The association said that while it condemned the improper use of members’ networks, it had advocated the development of other systems which could exploit the internet to distribute music on a legal basis.
“If measures were to be imposed on our members, they should never interfere with their freedom to conduct legitimate business or force them to expend unreasonable costs,” ISPAI said, describing the ruling as a “landmark judgment for the digital age”.
The ruling does not necessarily mean that ISPs who currently block some filesharing measures – such as Eircom’s court-ordered block on The Pirate Bay – will restore access to those sites, however.
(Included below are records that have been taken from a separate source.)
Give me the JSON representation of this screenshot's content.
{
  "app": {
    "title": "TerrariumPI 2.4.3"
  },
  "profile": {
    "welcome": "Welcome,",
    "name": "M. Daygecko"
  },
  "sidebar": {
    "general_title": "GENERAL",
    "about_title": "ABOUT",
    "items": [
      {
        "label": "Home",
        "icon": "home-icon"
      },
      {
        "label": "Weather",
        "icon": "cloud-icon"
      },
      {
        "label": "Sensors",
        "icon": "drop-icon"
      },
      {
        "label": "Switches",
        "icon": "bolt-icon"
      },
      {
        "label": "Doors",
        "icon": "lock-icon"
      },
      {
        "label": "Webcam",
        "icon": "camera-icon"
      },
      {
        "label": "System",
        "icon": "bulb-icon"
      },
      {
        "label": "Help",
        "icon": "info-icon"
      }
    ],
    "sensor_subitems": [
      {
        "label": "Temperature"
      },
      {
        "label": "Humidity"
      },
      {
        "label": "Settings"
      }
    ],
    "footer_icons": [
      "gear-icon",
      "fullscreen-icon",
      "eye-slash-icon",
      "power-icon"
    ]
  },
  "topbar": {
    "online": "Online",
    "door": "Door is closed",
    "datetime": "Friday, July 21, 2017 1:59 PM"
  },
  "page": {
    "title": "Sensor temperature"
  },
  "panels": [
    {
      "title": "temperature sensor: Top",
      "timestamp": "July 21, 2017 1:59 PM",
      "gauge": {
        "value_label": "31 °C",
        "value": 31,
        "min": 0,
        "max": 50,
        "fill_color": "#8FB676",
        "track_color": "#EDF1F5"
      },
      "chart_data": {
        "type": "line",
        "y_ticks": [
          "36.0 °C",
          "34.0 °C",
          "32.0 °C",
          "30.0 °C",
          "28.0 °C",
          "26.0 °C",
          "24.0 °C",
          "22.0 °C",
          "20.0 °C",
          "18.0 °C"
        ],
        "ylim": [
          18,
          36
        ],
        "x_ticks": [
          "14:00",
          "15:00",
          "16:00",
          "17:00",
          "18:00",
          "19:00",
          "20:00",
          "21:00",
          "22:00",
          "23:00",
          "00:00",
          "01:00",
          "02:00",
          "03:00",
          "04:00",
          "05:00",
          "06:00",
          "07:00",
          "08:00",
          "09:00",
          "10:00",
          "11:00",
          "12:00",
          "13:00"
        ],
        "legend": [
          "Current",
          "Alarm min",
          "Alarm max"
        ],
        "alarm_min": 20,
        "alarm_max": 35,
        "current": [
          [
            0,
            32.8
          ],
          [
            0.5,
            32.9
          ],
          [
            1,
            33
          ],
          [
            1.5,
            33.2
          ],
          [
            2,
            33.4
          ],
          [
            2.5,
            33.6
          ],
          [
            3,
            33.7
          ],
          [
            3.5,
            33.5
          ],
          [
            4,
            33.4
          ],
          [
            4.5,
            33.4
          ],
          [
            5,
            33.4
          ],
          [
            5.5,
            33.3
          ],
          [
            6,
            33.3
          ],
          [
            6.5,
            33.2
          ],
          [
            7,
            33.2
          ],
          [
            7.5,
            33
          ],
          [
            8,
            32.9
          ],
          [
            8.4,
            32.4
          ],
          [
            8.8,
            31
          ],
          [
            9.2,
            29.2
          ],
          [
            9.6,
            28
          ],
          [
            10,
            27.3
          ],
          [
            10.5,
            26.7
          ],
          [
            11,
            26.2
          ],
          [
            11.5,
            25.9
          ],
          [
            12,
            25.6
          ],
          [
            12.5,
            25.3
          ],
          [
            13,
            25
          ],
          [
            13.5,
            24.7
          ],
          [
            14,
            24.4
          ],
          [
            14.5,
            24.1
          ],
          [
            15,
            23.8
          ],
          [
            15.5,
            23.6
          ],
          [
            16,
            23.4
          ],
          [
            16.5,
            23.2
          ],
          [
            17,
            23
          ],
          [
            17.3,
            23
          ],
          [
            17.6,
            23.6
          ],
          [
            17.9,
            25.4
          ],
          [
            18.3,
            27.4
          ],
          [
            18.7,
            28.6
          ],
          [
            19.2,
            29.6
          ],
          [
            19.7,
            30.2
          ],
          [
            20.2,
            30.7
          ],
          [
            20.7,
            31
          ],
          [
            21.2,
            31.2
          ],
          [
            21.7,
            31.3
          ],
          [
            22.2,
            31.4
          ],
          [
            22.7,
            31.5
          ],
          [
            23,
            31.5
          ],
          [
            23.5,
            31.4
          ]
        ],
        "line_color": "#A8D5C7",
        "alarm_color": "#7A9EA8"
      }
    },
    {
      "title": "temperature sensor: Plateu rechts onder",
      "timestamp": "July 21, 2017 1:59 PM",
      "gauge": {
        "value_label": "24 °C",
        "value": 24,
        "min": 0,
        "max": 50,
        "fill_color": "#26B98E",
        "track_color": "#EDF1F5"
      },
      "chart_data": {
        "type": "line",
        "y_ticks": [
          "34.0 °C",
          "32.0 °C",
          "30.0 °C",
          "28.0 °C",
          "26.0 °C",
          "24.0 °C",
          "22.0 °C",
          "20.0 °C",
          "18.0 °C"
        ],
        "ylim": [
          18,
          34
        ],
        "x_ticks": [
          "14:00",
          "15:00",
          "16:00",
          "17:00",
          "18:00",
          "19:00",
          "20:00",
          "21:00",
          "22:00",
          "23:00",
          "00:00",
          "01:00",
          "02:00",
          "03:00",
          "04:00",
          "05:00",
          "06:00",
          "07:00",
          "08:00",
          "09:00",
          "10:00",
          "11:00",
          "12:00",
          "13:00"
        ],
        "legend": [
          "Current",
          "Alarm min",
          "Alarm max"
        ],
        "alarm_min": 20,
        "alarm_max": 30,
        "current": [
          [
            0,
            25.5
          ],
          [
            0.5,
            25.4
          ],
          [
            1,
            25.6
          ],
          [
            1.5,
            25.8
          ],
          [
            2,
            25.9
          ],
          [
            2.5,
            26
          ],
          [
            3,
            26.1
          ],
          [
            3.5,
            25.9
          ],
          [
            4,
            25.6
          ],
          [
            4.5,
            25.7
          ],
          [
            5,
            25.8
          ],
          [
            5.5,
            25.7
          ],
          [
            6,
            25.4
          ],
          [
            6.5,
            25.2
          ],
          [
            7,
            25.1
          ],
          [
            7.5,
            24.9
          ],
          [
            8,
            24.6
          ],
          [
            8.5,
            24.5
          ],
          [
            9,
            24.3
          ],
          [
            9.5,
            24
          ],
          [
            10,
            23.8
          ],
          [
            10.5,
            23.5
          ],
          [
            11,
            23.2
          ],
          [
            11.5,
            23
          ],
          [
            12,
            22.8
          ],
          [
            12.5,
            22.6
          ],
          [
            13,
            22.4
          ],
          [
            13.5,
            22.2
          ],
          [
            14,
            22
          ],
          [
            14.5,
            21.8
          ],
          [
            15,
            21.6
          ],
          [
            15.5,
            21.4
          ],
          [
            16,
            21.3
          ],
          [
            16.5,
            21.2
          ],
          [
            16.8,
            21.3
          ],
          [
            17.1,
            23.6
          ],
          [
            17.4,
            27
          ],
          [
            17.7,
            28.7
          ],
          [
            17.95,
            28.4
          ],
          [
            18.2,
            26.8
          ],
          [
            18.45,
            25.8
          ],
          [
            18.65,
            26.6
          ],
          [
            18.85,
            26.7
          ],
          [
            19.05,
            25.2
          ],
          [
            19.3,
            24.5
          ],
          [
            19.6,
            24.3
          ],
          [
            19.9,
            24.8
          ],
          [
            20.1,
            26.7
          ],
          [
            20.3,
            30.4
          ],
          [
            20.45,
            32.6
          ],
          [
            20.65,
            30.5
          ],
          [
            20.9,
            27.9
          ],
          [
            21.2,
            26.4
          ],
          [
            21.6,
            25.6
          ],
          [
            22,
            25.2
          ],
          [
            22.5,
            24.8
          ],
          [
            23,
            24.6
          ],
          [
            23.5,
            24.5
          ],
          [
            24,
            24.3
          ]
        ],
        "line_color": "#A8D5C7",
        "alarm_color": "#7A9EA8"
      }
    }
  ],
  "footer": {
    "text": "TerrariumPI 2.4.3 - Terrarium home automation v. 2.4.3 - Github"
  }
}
The ECJ ruled that the order was only illegal under EU law when it applied “indiscriminately to all its customers, as a preventive measure, exclusively at its expense, and for an unlimited period.”
It also said that copyright holders were still free to seek injunctions from ISPs in order to stop access to their material if it had been shared in an unauthorised way.
Dick Doyle of the Irish Recorded Music Association, whose action brought about the Eircom situation, said the case “reinforces what we’re doing”.
The IRMA action with Eircom resulted in a “graduated response” situation, while the European ruling had specifically said a filtering system – which required constant monitoring of the content being transmitted across networks – was against its directives.
“This certainly reinforces, and even strengthens, our work in this area,” Doyle said.
Last month the High Court in London laid down a similar precedent the Eircom example when it ordered BT to block access to the Newzbin2 site, which facilitated the sharing of copyrighted movies.